THEY’LL REJECT OUR HISTORY AND REPLACE IT WITH THEIR OWN…. Sometimes, a headline can tell us quite a bit: “Not satisfied with U.S. history, some conservatives rewrite it.”
The most ballyhooed effort is under way in Texas, where conservatives have pushed the state school board to rewrite guidelines, downplaying Thomas Jefferson in one high school course, playing up such conservatives as Phyllis Schlafly and the Heritage Foundation and challenging the idea that the Founding Fathers wanted to separate church and state.
The effort reaches far beyond one state, however.
In articles and speeches, on radio and TV, conservatives are working to redefine major turning points and influential figures in American history, often to slam liberals, promote Republicans and reinforce their positions in today’s politics.

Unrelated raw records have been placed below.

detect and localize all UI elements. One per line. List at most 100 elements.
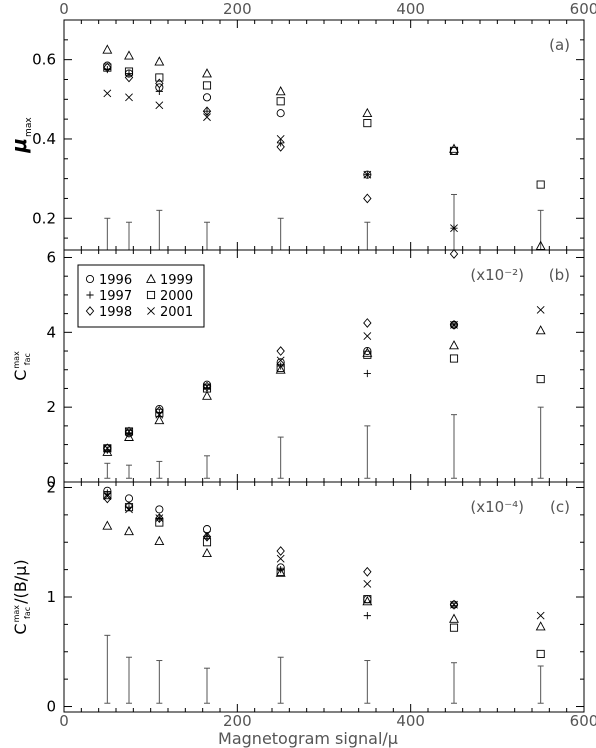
point-1999 [449, 613, 459, 623]
point-2000 [103, 63, 112, 72]
legend-label-2000: 2000 [160, 289, 193, 304]
point-1998 [124, 501, 134, 511]
y-tick-label: 0.6 [32, 51, 56, 69]
legend-label-2001: 2001 [160, 305, 193, 320]
point-2001 [450, 224, 458, 233]
x-axis-label: Magnetogram signal/μ [218, 729, 398, 748]
legend-label-1997: 1997 [99, 289, 132, 304]
point-1998 [155, 513, 164, 524]
point-1999 [124, 50, 134, 60]
point-1998 [202, 106, 212, 117]
legend-box [77, 264, 205, 328]
y-axis-label: Cmax fac [11, 351, 32, 381]
y-tick-label: 6 [46, 248, 56, 266]
point-1997 [155, 87, 163, 95]
point-2000 [536, 180, 545, 189]
point-2000 [363, 119, 372, 128]
point-2001 [125, 93, 133, 102]
point-2001 [536, 305, 545, 314]
legend-marker-1997 [86, 291, 94, 299]
x-tick-label: 200 [223, 712, 252, 730]
top-x-tick-label: 400 [396, 0, 425, 18]
point-2001 [450, 600, 458, 609]
point-2001 [203, 113, 211, 122]
y-tick-label: 2 [46, 398, 56, 416]
top-x-tick-labels: 0 200 400 600 [59, 0, 596, 18]
point-1999 [535, 621, 546, 631]
point-2001 [363, 332, 372, 340]
panel-c: 0 1 2 Cmax fac/(B/μ) (c) (x10⁻⁴) [11, 478, 585, 716]
x-tick-label: 400 [396, 712, 425, 730]
scale-label: (x10⁻²) [470, 266, 524, 284]
point-1998 [124, 426, 134, 437]
point-2000 [124, 427, 134, 436]
point-1999 [362, 347, 373, 357]
point-1998 [103, 443, 112, 454]
point-1998 [103, 493, 112, 504]
point-2001 [203, 530, 211, 539]
bottom-x-axis: 0 200 400 600 Magnetogram signal/μ [59, 712, 596, 748]
point-2000 [103, 491, 112, 500]
point-1998 [124, 72, 134, 83]
x-tick-label: 0 [59, 712, 69, 730]
point-1996 [124, 494, 134, 503]
point-1998 [363, 566, 372, 577]
series-1996 [103, 61, 459, 179]
series-1998 [103, 493, 459, 610]
point-1998 [276, 142, 285, 152]
point-1996 [155, 505, 164, 514]
legend-label-1996: 1996 [99, 273, 132, 288]
point-1997 [277, 566, 285, 574]
point-2001 [103, 89, 112, 98]
point-2000 [536, 375, 545, 384]
panel-label: (c) [550, 498, 570, 516]
series-1998 [103, 62, 459, 259]
point-1999 [154, 56, 165, 66]
panel-label: (a) [549, 36, 570, 54]
point-1997 [103, 489, 111, 497]
point-2000 [449, 623, 459, 632]
point-2000 [276, 97, 285, 106]
legend-label-1999: 1999 [160, 273, 193, 288]
panel-frame [63, 249, 585, 483]
series-2001 [103, 305, 545, 453]
point-2001 [363, 170, 372, 179]
point-2000 [155, 73, 164, 82]
point-1998 [103, 62, 112, 73]
panel-label: (b) [549, 266, 570, 284]
series-1998 [103, 318, 459, 454]
point-1999 [202, 68, 212, 78]
point-1997 [363, 369, 371, 378]
scale-label: (x10⁻⁴) [470, 498, 524, 516]
series-2000 [103, 350, 545, 453]
point-1999 [275, 364, 286, 374]
series-1997 [103, 489, 458, 620]
point-1999 [202, 547, 212, 558]
series-1999 [102, 325, 546, 456]
y-tick-label: 2 [46, 478, 56, 496]
point-2000 [202, 538, 212, 547]
point-1998 [276, 546, 285, 556]
point-2000 [363, 350, 372, 359]
errorbars [104, 406, 544, 479]
y-tick-label: 0 [46, 698, 56, 716]
point-1999 [202, 390, 212, 400]
legend-marker-1999 [146, 273, 156, 283]
legend-marker-2001 [147, 307, 155, 315]
series-2000 [103, 491, 545, 659]
point-2001 [155, 514, 164, 523]
y-tick-label: 1 [46, 588, 56, 606]
point-1999 [362, 107, 373, 118]
point-2000 [103, 444, 112, 453]
point-2001 [363, 579, 372, 588]
series-1996 [103, 486, 459, 609]
series-2000 [103, 63, 545, 189]
point-2001 [103, 492, 112, 501]
point-1998 [155, 78, 164, 89]
panel-a: 0.2 0.4 0.6 μmax (a) [7, 19, 585, 259]
point-1997 [363, 612, 371, 620]
point-1998 [363, 318, 372, 328]
point-1999 [154, 535, 165, 545]
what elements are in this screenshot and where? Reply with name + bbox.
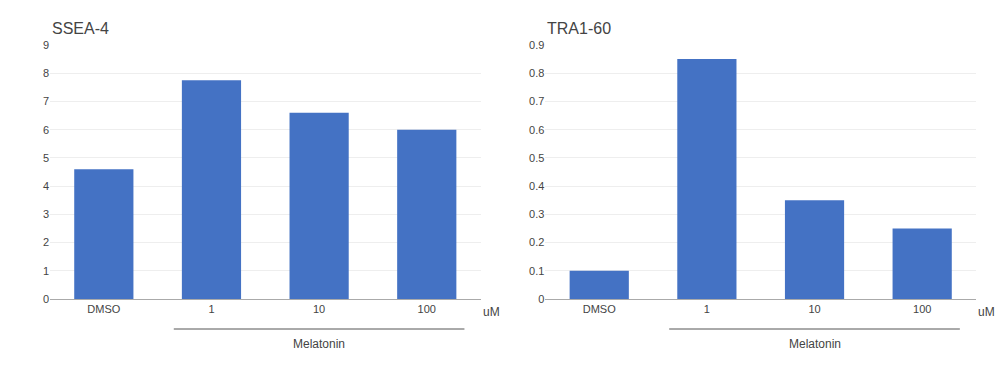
svg-text:0.9: 0.9 bbox=[529, 39, 544, 51]
svg-text:TRA1-60: TRA1-60 bbox=[547, 20, 611, 37]
svg-text:0.3: 0.3 bbox=[529, 208, 544, 220]
svg-text:Melatonin: Melatonin bbox=[293, 337, 345, 351]
svg-text:0.2: 0.2 bbox=[529, 236, 544, 248]
svg-text:SSEA-4: SSEA-4 bbox=[52, 20, 109, 37]
svg-text:uM: uM bbox=[978, 305, 995, 319]
svg-text:2: 2 bbox=[43, 236, 49, 248]
svg-text:5: 5 bbox=[43, 152, 49, 164]
svg-text:DMSO: DMSO bbox=[87, 303, 120, 315]
svg-text:10: 10 bbox=[808, 303, 820, 315]
svg-text:100: 100 bbox=[418, 303, 436, 315]
svg-text:0: 0 bbox=[43, 293, 49, 305]
svg-text:1: 1 bbox=[43, 265, 49, 277]
svg-text:0.1: 0.1 bbox=[529, 265, 544, 277]
svg-text:0: 0 bbox=[538, 293, 544, 305]
svg-text:1: 1 bbox=[704, 303, 710, 315]
svg-text:1: 1 bbox=[208, 303, 214, 315]
svg-text:7: 7 bbox=[43, 95, 49, 107]
svg-text:Melatonin: Melatonin bbox=[789, 337, 841, 351]
svg-text:0.7: 0.7 bbox=[529, 95, 544, 107]
svg-text:0.5: 0.5 bbox=[529, 152, 544, 164]
svg-text:0.8: 0.8 bbox=[529, 67, 544, 79]
svg-text:10: 10 bbox=[313, 303, 325, 315]
svg-text:100: 100 bbox=[913, 303, 931, 315]
svg-text:0.4: 0.4 bbox=[529, 180, 544, 192]
svg-text:3: 3 bbox=[43, 208, 49, 220]
svg-text:DMSO: DMSO bbox=[583, 303, 616, 315]
svg-text:4: 4 bbox=[43, 180, 49, 192]
svg-text:8: 8 bbox=[43, 67, 49, 79]
svg-text:6: 6 bbox=[43, 124, 49, 136]
svg-text:0.6: 0.6 bbox=[529, 124, 544, 136]
svg-text:9: 9 bbox=[43, 39, 49, 51]
svg-text:uM: uM bbox=[483, 305, 500, 319]
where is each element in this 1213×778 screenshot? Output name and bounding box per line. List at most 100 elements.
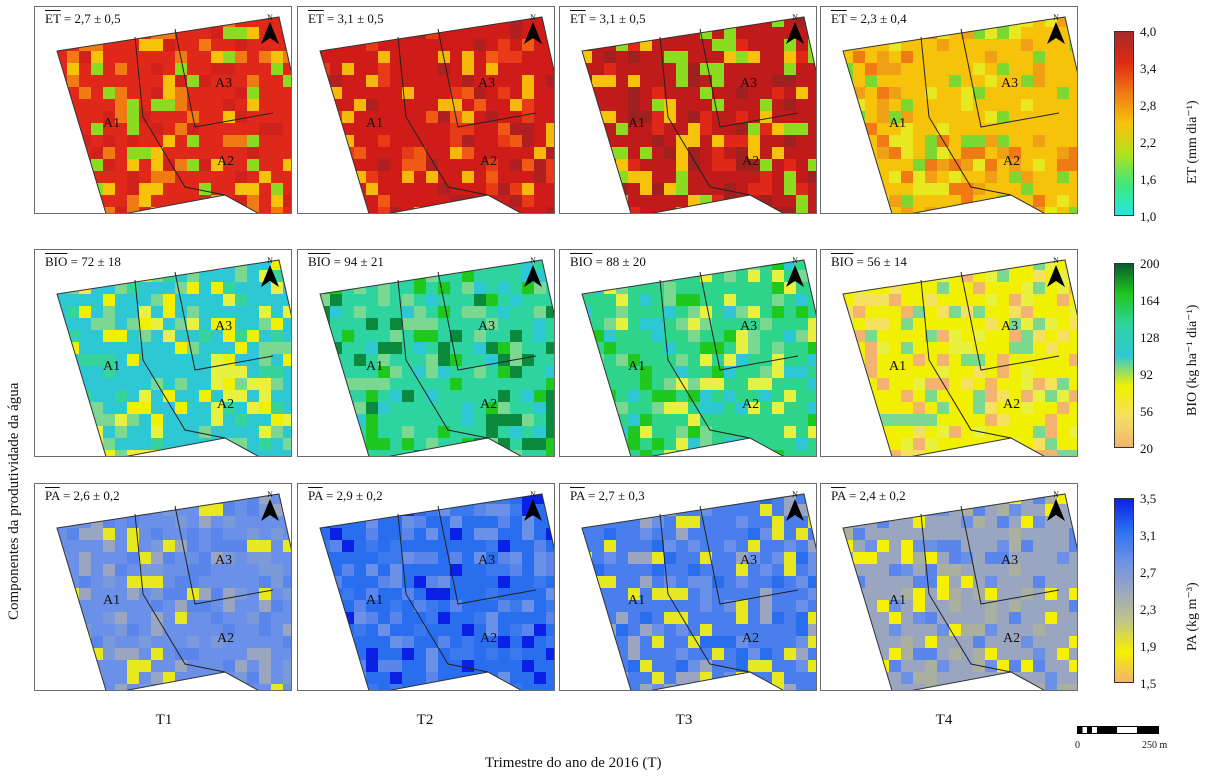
stat-value: = 3,1 ± 0,5 (323, 11, 384, 26)
area-label-a1: A1 (366, 593, 383, 608)
colorbar-tick: 2,3 (1140, 602, 1157, 617)
subarea-boundary-a3 (437, 28, 537, 128)
north-arrow-icon: N (784, 256, 806, 289)
map-panel-pa-t4: A1 A2 A3 PA = 2,4 ± 0,2 N (820, 483, 1078, 691)
area-label-a3: A3 (1001, 553, 1018, 568)
subarea-boundary-a1 (659, 513, 751, 673)
north-arrow-icon: N (522, 256, 544, 289)
mean-stat: PA = 2,7 ± 0,3 (570, 488, 645, 504)
subarea-boundary-a1 (920, 513, 1012, 673)
map-panel-pa-t2: A1 A2 A3 PA = 2,9 ± 0,2 N (297, 483, 555, 691)
area-label-a1: A1 (628, 359, 645, 374)
colorbar-tick: 92 (1140, 367, 1153, 382)
raster-cells (320, 494, 554, 690)
variable-symbol: PA (570, 488, 585, 503)
area-label-a2: A2 (1003, 154, 1020, 169)
area-label-a1: A1 (889, 116, 906, 131)
subarea-boundary-a3 (699, 271, 799, 371)
map-panel-bio-t1: A1 A2 A3 BIO = 72 ± 18 N (34, 249, 292, 457)
colorbar-tick: 20 (1140, 441, 1153, 456)
variable-symbol: BIO (831, 254, 854, 269)
stat-value: = 88 ± 20 (592, 254, 646, 269)
stat-value: = 2,7 ± 0,5 (60, 11, 121, 26)
subarea-boundary-a3 (437, 505, 537, 605)
field-boundary (581, 259, 816, 456)
north-arrow-icon: N (1045, 490, 1067, 523)
raster-cells (582, 494, 816, 690)
area-label-a1: A1 (628, 116, 645, 131)
mean-stat: BIO = 88 ± 20 (570, 254, 646, 270)
stat-value: = 72 ± 18 (67, 254, 121, 269)
area-label-a3: A3 (740, 553, 757, 568)
area-label-a3: A3 (215, 553, 232, 568)
column-label-t2: T2 (416, 712, 434, 728)
north-arrow-icon: N (259, 13, 281, 46)
north-arrow-icon: N (259, 256, 281, 289)
north-label: N (1053, 490, 1059, 499)
stat-value: = 2,3 ± 0,4 (846, 11, 907, 26)
mean-stat: PA = 2,4 ± 0,2 (831, 488, 906, 504)
stat-value: = 3,1 ± 0,5 (585, 11, 646, 26)
variable-symbol: ET (570, 11, 586, 26)
area-label-a3: A3 (478, 553, 495, 568)
north-arrow-icon: N (522, 13, 544, 46)
field-boundary (319, 493, 554, 690)
raster-cells (57, 260, 291, 456)
area-label-a2: A2 (217, 631, 234, 646)
field-boundary (842, 259, 1077, 456)
colorbar-tick: 164 (1140, 293, 1160, 308)
subarea-boundary-a1 (397, 36, 489, 196)
mean-stat: ET = 3,1 ± 0,5 (308, 11, 384, 27)
area-label-a2: A2 (1003, 397, 1020, 412)
area-label-a2: A2 (1003, 631, 1020, 646)
variable-symbol: PA (308, 488, 323, 503)
colorbar-tick: 4,0 (1140, 24, 1157, 39)
field-boundary (581, 493, 816, 690)
raster-cells (57, 17, 291, 213)
north-arrow-icon: N (259, 490, 281, 523)
area-label-a3: A3 (740, 319, 757, 334)
stat-value: = 2,6 ± 0,2 (59, 488, 120, 503)
colorbar-0 (1114, 31, 1134, 216)
map-panel-pa-t3: A1 A2 A3 PA = 2,7 ± 0,3 N (559, 483, 817, 691)
north-label: N (792, 256, 798, 265)
mean-stat: PA = 2,9 ± 0,2 (308, 488, 383, 504)
subarea-boundary-a1 (920, 279, 1012, 439)
map-panel-bio-t4: A1 A2 A3 BIO = 56 ± 14 N (820, 249, 1078, 457)
area-label-a2: A2 (217, 154, 234, 169)
variable-symbol: ET (45, 11, 61, 26)
area-label-a3: A3 (1001, 76, 1018, 91)
colorbar-tick: 128 (1140, 330, 1160, 345)
raster-cells (843, 17, 1077, 213)
field-boundary (842, 493, 1077, 690)
colorbar-2 (1114, 498, 1134, 683)
subarea-boundary-a3 (699, 28, 799, 128)
field-boundary (319, 259, 554, 456)
raster-cells (57, 494, 291, 690)
area-label-a2: A2 (480, 631, 497, 646)
subarea-boundary-a3 (960, 271, 1060, 371)
stat-value: = 2,7 ± 0,3 (584, 488, 645, 503)
scale-bar (1077, 723, 1159, 741)
subarea-boundary-a1 (659, 279, 751, 439)
field-boundary (56, 259, 291, 456)
variable-symbol: BIO (45, 254, 68, 269)
field-boundary (56, 493, 291, 690)
area-label-a3: A3 (215, 319, 232, 334)
map-panel-bio-t3: A1 A2 A3 BIO = 88 ± 20 N (559, 249, 817, 457)
mean-stat: BIO = 94 ± 21 (308, 254, 384, 270)
area-label-a3: A3 (478, 319, 495, 334)
map-panel-et-t1: A1 A2 A3 ET = 2,7 ± 0,5 N (34, 6, 292, 214)
subarea-boundary-a3 (960, 28, 1060, 128)
mean-stat: BIO = 72 ± 18 (45, 254, 121, 270)
mean-stat: BIO = 56 ± 14 (831, 254, 907, 270)
stat-value: = 2,9 ± 0,2 (322, 488, 383, 503)
mean-stat: ET = 2,7 ± 0,5 (45, 11, 121, 27)
mean-stat: PA = 2,6 ± 0,2 (45, 488, 120, 504)
variable-symbol: BIO (308, 254, 331, 269)
subarea-boundary-a1 (659, 36, 751, 196)
mean-stat: ET = 3,1 ± 0,5 (570, 11, 646, 27)
variable-symbol: ET (308, 11, 324, 26)
raster-cells (843, 260, 1077, 456)
map-panel-bio-t2: A1 A2 A3 BIO = 94 ± 21 N (297, 249, 555, 457)
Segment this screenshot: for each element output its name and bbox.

The Jamestown settlers? Socialists. Founding Father Alexander Hamilton? Ill-informed professors made up all that bunk about him advocating a strong central government.
Theodore Roosevelt? Another socialist. Franklin D. Roosevelt? Not only did he not end the Great Depression, he also created it.
Joe McCarthy? Liberals lied about him. He was a hero.
It’s not especially surprising, of course. Reading this, it’s hard not to think of the Ron Suskind classic when a senior adviser to then-President George W. Bush dismissed those who “believe that solutions emerge from your judicious study of discernible reality…. That’s not the way the world really works anymore. We’re an empire now, and when we act, we create our own reality.”
If today’s conservative Republicans reject reality, it stands to reason that they’ll reject history, too.
But it’s nevertheless a reminder of why conversations with those immersed in a right-wing ideology tend to be rather frustrating, if not futile, experiences. In order for political discourse to have any meaning or value, there have to be certain agreed upon facts that serve as a foundation for the dialogue. But as the McClatchy piece notes, that foundation is no longer stable — conservatives frequently choose to believe versions of events that aren’t real, because the make-believe version makes them feel better.
The result is an American history in which every era can be distorted to satisfy the far-right ego. Indeed, it continues to apply to more contemporary events — tell the typical Republican that Ronald Reagan raised taxes in six of his eight years in the White House, and he/she will probably look at you as if you’ve lost your mind. That is, in fact, what happened, but the right chooses to reject this history, because they don’t like it. (Tell these same Republicans that Barack Obama’s health care plan is in line with what moderate Republicans have supported for years — and that the individual mandate was actually a GOP idea — and you’ll get the same reaction, even though it’s true.)
For all the talk about getting reasonable people with different ideologies into a room to find common ground on a host of complex issues, it’s worth remembering that for many political actors in 2010, there isn’t even agreement on the basics. When dealing with a large group of influential conservatives who believe FDR created the Great Depression, Theodore Roosevelt was a socialist, and Joe McCarthy was a hero, what’s there to talk about?